Prime Time Crime

(Prime Time Crime exclusive Feb. 23, 2009)

Judges are the problem

By Tom Span



On Sunday February 22, 2009 I attended to the rally regarding Gang Violence held at Surrey’s Central City Plaza. While there, I saw numerous persons holding up signs that stated “JUDGES ARE THE PROBLEM” When I asked these persons for what part of the problem the judges are accountable, they spoke of the usual complaints relating to bail, slack sentences etc. Those complaints have been well echoed over the last couple of weeks during which time 12 shootings took place within the Vancouver Lower Mainland killing no less than seven persons. Throughout that time, it appeared to me by listening to radio talk shows and reading the newspapers that our local politicians for the most part, basically defended the judges as though they have no part to play in any of the dilemmas.  Well, in my opinion, the judges have been a huge factor in fouling up our system of justice. By constantly, sometimes whimsically excluding evidence at trial, they have made Crown Counsels reluctant to agree to charges in the first place because often when they do agree, the judges assassinate the case by excluding vital evidence.

Judges must stop excluding evidence at trial for the slightest reasons such as they have been doing since 1982. The Canadian Charter of Rights and Freedoms, invoked in 1982, does not demand exclusion of evidence in all cases where a mistake is made.  However, it appears that currently, many judges believe in that necessary to do so. The consequence is that not enough of the criminals make it to court. Less worry I guess about sentences etc. 

The Canadian Charter of Rights and Freedoms states the following in relation to admissibility of evidence:

Section 24 (1) Anyone whose rights or freedoms, as guaranteed by this charter, have been infringed or denied may apply to a court of competent jurisdiction to obtain such remedy as the court considers appropriate and just in the circumstances.

(2) Where, in proceedings under subsection (1), a court concludes that evidence was obtained in a manner that infringed or denied any rights or freedoms guaranteed by this Charter, the evidence shall be excluded if it is established that, having regard to all the circumstances, the admission of it in the proceedings would bring the administration of justice into disrepute. 

What does Section 24 of the Charter mean? Simply put, it means that the judges must consider what is worse. Is it worse to let the guilty party off by disallowing evidence because a policeman made a mistake? Or is it worse to let the policeman get away with his mistake and allow the evidence, thus proving the criminal guilty?

I interpret Section 24 to mean that when a policeman, who has the instinct to recognize that a criminal has something illegal, or evidence of his involvement in a serious crime in his possession, that policeman, has the right on the public’s behalf to stop and search that criminal. If evidence of serious wrongdoing on the part of the criminal is then found, as long as the policemen’s actions are not grossly negligent or of a criminal nature, the evidence found should be admissible in a court of law. In my humble opinion, it has been judges excluding only slightly tainted evidence that has brought the administration of justice into its current state of disrepute.

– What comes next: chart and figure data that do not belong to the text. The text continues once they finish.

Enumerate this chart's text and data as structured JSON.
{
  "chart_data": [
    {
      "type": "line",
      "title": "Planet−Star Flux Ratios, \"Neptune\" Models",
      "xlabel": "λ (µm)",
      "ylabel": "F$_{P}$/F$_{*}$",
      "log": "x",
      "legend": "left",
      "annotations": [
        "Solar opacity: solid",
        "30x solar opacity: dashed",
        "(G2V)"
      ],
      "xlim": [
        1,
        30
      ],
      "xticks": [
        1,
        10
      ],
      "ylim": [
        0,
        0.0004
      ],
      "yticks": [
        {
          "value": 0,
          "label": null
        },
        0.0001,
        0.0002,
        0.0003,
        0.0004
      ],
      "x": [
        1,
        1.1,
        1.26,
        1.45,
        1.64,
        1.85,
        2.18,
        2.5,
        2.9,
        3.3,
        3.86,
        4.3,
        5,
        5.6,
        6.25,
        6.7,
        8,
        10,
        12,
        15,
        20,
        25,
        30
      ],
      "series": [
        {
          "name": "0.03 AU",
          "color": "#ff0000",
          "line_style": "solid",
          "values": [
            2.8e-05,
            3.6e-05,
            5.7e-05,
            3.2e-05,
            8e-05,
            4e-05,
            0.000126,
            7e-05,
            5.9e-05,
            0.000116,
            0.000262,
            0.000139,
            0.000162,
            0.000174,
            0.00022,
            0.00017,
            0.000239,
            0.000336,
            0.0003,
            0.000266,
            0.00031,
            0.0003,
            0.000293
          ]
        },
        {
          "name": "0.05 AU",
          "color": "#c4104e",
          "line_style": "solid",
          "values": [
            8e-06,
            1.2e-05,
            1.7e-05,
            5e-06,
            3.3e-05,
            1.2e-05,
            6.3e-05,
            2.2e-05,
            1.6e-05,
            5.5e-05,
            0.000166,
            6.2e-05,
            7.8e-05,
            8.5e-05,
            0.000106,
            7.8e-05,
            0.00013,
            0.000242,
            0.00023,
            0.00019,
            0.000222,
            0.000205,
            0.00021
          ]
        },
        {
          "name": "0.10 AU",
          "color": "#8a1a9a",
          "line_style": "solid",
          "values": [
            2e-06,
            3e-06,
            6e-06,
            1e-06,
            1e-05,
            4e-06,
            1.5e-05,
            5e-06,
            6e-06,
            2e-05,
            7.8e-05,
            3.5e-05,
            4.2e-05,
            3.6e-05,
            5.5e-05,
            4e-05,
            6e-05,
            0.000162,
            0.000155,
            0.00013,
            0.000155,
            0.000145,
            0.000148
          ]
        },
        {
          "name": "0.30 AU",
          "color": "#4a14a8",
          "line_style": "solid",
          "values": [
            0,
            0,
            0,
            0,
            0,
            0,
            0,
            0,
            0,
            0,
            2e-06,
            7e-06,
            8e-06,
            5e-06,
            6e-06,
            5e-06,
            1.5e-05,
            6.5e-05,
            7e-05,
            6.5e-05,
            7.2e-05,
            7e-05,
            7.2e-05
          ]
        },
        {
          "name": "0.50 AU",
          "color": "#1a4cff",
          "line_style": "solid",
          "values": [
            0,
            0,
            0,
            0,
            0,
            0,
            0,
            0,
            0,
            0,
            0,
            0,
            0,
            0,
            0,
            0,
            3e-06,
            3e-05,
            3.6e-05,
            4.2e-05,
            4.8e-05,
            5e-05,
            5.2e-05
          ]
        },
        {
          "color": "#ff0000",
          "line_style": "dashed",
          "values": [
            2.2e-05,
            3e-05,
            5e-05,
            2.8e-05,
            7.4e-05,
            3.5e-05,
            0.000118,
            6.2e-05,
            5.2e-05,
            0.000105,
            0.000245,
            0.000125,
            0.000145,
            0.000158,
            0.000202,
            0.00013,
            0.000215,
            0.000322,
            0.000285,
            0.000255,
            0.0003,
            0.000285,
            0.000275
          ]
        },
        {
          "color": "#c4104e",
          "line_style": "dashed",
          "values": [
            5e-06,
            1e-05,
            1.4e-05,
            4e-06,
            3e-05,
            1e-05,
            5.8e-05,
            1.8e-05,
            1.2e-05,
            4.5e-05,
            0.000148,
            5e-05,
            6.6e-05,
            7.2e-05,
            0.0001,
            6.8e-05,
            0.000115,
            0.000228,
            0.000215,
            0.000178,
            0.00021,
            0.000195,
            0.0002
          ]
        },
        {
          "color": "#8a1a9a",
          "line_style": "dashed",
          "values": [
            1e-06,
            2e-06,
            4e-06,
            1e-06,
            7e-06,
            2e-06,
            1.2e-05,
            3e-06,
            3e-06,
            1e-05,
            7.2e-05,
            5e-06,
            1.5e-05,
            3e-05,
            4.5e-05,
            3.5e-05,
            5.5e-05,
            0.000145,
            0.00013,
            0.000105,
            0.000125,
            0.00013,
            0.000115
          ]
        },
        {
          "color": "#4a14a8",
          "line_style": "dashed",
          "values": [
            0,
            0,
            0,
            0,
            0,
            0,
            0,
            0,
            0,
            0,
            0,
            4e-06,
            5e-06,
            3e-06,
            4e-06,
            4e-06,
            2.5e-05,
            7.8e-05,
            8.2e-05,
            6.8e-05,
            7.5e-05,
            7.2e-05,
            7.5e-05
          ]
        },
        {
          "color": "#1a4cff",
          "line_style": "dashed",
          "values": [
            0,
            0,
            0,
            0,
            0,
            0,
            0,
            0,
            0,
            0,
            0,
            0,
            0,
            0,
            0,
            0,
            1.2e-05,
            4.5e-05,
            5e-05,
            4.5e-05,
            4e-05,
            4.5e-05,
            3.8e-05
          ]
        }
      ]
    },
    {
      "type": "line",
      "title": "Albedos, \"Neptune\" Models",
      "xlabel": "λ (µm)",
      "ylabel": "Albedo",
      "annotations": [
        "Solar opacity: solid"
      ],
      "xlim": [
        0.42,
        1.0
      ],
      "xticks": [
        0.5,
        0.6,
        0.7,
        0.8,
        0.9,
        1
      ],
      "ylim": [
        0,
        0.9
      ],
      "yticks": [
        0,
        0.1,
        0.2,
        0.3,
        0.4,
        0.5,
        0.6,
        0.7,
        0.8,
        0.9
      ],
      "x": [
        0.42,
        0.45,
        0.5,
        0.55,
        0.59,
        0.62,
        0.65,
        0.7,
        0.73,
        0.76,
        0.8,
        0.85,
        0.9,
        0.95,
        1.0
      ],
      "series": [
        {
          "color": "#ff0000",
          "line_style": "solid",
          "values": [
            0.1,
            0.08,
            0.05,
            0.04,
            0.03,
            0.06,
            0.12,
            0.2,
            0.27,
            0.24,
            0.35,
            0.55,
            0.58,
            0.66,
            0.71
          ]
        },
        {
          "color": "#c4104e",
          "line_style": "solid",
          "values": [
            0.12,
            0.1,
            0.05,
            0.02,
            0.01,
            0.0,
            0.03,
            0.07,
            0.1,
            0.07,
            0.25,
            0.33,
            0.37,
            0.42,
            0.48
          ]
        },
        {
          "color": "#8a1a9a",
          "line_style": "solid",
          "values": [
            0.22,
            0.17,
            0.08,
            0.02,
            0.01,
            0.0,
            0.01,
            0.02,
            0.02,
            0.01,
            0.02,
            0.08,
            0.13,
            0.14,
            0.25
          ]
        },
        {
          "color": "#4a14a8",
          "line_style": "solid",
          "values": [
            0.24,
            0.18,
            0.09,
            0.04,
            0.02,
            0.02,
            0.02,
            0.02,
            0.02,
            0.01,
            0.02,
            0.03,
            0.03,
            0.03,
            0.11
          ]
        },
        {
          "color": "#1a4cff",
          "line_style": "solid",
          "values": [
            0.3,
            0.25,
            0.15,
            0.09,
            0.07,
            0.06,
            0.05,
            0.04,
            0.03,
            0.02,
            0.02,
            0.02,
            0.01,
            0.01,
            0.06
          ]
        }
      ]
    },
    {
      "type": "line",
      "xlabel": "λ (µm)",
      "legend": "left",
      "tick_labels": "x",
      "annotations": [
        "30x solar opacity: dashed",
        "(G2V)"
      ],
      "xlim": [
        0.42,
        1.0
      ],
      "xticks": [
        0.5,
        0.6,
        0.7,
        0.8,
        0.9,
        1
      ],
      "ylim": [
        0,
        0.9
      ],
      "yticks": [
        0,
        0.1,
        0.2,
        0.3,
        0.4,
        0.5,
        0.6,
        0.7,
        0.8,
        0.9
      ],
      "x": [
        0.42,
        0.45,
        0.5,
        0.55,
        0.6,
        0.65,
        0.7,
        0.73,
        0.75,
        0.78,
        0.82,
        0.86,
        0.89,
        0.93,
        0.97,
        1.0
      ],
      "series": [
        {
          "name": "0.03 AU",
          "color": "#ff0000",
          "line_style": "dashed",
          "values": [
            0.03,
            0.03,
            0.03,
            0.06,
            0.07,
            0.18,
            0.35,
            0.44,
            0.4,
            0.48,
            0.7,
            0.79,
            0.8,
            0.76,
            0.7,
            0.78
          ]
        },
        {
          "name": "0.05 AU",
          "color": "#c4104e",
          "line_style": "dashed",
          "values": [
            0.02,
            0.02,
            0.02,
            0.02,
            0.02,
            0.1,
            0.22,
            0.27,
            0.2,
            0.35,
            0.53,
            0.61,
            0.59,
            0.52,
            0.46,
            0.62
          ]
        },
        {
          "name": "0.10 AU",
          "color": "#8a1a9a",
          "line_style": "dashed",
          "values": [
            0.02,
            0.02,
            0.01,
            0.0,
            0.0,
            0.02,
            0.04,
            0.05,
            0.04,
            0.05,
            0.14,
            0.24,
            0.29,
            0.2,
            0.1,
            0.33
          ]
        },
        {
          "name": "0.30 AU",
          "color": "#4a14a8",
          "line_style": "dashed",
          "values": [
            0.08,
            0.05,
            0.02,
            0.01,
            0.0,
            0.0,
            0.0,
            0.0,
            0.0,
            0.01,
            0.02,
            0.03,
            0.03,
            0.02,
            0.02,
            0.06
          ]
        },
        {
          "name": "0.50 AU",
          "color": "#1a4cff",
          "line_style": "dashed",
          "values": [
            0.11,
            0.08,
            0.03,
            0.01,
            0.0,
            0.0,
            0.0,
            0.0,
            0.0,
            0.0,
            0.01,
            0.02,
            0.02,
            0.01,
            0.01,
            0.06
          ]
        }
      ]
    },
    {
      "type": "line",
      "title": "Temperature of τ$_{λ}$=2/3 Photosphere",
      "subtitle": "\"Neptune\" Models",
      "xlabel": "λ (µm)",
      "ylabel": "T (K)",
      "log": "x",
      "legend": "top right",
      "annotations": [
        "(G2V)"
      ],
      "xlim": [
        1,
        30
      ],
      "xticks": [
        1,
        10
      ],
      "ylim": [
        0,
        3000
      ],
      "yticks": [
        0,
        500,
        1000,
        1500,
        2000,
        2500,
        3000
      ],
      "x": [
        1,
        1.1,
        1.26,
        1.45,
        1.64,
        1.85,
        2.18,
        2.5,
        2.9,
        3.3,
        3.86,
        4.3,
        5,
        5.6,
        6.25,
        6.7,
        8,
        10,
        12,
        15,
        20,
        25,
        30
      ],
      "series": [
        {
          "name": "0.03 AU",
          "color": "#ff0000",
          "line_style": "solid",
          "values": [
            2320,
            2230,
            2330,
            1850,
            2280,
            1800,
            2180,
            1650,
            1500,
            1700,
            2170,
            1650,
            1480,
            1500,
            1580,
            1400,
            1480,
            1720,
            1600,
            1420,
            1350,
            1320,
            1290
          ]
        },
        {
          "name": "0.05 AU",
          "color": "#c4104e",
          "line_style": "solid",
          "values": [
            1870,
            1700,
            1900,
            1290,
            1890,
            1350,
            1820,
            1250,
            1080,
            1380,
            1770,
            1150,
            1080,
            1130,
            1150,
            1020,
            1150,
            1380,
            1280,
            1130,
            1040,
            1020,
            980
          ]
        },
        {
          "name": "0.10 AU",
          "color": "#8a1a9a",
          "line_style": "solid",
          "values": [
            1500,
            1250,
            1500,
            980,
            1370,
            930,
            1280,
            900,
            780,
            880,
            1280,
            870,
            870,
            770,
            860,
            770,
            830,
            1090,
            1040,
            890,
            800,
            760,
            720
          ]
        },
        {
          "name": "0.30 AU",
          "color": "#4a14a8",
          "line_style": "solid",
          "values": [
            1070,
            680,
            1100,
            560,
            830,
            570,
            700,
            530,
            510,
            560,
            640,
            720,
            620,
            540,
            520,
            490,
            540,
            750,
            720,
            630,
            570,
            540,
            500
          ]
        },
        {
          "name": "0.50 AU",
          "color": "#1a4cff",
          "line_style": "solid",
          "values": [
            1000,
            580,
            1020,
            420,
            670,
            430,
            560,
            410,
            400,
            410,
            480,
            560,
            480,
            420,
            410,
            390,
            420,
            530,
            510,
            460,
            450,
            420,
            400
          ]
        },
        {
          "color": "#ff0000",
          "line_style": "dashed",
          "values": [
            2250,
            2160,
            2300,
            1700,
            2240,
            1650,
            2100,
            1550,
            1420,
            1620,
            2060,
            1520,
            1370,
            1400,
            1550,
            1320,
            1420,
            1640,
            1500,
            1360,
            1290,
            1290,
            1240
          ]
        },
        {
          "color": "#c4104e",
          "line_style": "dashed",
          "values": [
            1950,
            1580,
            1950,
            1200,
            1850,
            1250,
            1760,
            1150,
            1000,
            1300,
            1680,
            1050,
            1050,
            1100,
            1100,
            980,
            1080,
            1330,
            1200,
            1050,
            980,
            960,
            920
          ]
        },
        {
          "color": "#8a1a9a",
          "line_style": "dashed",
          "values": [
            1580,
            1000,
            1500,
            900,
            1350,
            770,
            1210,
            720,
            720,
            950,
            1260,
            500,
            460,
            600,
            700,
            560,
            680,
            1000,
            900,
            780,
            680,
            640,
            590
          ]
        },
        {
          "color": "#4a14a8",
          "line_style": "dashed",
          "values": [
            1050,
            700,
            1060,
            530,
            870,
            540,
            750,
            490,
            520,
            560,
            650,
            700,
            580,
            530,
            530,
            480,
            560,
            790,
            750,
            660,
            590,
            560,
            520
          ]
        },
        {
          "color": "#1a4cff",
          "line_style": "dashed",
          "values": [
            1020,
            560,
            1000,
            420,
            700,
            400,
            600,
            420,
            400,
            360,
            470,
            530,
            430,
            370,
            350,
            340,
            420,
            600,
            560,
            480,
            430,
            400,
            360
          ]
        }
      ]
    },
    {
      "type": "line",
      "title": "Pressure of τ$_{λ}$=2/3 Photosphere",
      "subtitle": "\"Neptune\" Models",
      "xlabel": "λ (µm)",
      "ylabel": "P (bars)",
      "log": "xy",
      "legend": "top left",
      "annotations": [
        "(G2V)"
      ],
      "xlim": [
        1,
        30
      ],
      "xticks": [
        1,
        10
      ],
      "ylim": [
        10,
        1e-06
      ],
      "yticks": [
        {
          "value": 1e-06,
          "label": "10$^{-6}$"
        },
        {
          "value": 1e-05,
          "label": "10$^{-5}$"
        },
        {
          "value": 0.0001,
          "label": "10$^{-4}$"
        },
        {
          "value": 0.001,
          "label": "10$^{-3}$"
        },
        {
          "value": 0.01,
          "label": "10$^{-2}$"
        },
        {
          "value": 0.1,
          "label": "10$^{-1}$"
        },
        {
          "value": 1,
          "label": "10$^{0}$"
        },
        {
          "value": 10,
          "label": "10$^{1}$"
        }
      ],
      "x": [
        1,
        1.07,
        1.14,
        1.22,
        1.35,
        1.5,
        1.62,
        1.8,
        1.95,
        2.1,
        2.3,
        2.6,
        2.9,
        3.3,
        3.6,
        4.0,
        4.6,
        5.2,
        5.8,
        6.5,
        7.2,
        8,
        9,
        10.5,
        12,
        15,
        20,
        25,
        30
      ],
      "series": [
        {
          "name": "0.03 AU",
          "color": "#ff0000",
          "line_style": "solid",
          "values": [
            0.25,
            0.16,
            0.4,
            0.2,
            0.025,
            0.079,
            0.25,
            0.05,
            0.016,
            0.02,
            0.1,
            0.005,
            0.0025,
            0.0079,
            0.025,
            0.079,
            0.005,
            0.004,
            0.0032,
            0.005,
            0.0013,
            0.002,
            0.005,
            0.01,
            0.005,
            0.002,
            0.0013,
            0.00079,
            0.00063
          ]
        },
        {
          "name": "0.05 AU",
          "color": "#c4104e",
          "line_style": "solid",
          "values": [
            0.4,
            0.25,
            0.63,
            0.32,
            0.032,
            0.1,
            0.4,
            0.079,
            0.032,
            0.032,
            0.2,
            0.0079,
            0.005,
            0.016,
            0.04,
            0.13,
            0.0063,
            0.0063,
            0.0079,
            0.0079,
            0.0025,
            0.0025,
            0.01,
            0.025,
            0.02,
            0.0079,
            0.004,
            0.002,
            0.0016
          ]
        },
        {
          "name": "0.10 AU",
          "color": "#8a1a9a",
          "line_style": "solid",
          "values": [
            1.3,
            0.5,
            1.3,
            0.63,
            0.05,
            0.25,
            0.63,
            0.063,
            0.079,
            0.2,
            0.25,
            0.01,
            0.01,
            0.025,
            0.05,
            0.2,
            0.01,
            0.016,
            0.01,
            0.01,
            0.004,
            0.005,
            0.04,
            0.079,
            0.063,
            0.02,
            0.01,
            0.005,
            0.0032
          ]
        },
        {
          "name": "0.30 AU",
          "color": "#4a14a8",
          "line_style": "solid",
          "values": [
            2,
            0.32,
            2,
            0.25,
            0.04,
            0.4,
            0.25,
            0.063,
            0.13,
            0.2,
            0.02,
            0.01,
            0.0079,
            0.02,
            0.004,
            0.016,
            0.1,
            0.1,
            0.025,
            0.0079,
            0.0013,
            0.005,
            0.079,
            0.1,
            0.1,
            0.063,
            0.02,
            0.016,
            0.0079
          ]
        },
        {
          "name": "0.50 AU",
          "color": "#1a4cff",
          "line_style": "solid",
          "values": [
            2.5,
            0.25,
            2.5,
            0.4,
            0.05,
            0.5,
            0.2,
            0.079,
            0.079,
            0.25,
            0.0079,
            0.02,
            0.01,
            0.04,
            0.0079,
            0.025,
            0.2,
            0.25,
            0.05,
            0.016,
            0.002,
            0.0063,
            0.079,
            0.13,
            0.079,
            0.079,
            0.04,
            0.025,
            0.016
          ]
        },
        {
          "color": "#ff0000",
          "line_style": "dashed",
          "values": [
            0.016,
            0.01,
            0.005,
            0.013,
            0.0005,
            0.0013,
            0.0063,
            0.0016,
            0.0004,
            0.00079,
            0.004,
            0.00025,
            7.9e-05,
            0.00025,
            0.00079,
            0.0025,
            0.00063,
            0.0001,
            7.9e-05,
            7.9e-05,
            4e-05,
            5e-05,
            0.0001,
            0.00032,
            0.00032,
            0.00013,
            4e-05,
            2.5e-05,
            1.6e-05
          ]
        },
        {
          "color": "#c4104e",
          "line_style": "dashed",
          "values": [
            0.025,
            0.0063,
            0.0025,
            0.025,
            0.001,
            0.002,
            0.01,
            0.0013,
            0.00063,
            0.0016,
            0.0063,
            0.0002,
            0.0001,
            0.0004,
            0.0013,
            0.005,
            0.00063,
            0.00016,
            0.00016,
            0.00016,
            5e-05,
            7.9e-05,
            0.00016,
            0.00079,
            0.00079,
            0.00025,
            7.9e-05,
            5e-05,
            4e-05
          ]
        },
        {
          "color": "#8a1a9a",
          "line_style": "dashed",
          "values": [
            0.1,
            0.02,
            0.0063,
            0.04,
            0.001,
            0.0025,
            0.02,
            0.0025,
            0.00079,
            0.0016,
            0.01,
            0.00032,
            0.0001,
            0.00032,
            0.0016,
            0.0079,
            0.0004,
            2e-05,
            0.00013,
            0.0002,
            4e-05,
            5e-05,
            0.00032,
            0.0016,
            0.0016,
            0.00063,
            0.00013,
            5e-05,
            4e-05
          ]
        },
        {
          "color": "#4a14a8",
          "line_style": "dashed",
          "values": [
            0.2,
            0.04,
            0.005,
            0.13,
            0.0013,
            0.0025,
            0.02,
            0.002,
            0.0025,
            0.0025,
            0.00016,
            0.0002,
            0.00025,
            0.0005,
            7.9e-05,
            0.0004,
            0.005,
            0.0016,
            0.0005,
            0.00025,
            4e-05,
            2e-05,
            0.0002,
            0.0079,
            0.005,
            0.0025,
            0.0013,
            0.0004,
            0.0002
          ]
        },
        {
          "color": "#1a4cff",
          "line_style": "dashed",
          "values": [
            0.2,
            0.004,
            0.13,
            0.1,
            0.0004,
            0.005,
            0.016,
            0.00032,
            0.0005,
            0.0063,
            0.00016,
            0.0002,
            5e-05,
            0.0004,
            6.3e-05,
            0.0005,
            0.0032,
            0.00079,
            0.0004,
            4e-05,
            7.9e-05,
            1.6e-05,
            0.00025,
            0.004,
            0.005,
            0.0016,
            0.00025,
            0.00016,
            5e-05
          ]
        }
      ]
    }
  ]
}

A murderer should not get off because a policeman did not get a warrant to search him, his car, his house or whatever as long as the policeman, under the circumstances at hand, thought it appropriate to search. It is not appropriate that later, in so many cases, a judge finds that the policeman should have obtained the warrant first and then offers the remedy of excluding the evidence. As long as the policeman’s actions were not grossly negligent or criminal in nature, according to the Canadian Charter, a judge can and thereby should allow the evidence at trial.

Judges need to be brought back down to earth and be given lessons on what the law makers intended in 1982 when they passed the Charter of Rights.  The law makers did not intend to have Canada go down the same road that the US was on in 1982, at which time in the US, evidence even slightly tainted, was not admissible. Canadian law makers intended to have a balancing act, where each individual case was to be considered on its merits. Section 24 of the Charter was specifically written in the manner that it was in order to allow room for error during enforcement of the law and still be effective relating to the ability to charge and convict wrongdoers. 

It is very apparent that the intent of Section 24 of the Canadian Charter is an effort to control the actions of both the police and criminals, but not one more so than the other. Today however, the judge’s emphasis certainly appears to be more geared toward controlling the actions of the police as though they are the problem. Are the police running around lawlessly shooting people?  No. Despite the judge’s fears, I doubt that situation will ever arise in Canada.

I ask, “What’s the big deal in allowing police to search when they deem it necessary?” We allow border guards to rip our cars apart when they think it’s O.K. We allow airport security to stroke us with metal detectors and rip apart our luggage. Are safe streets not as important as crossing borders and air travel? Get with it judges.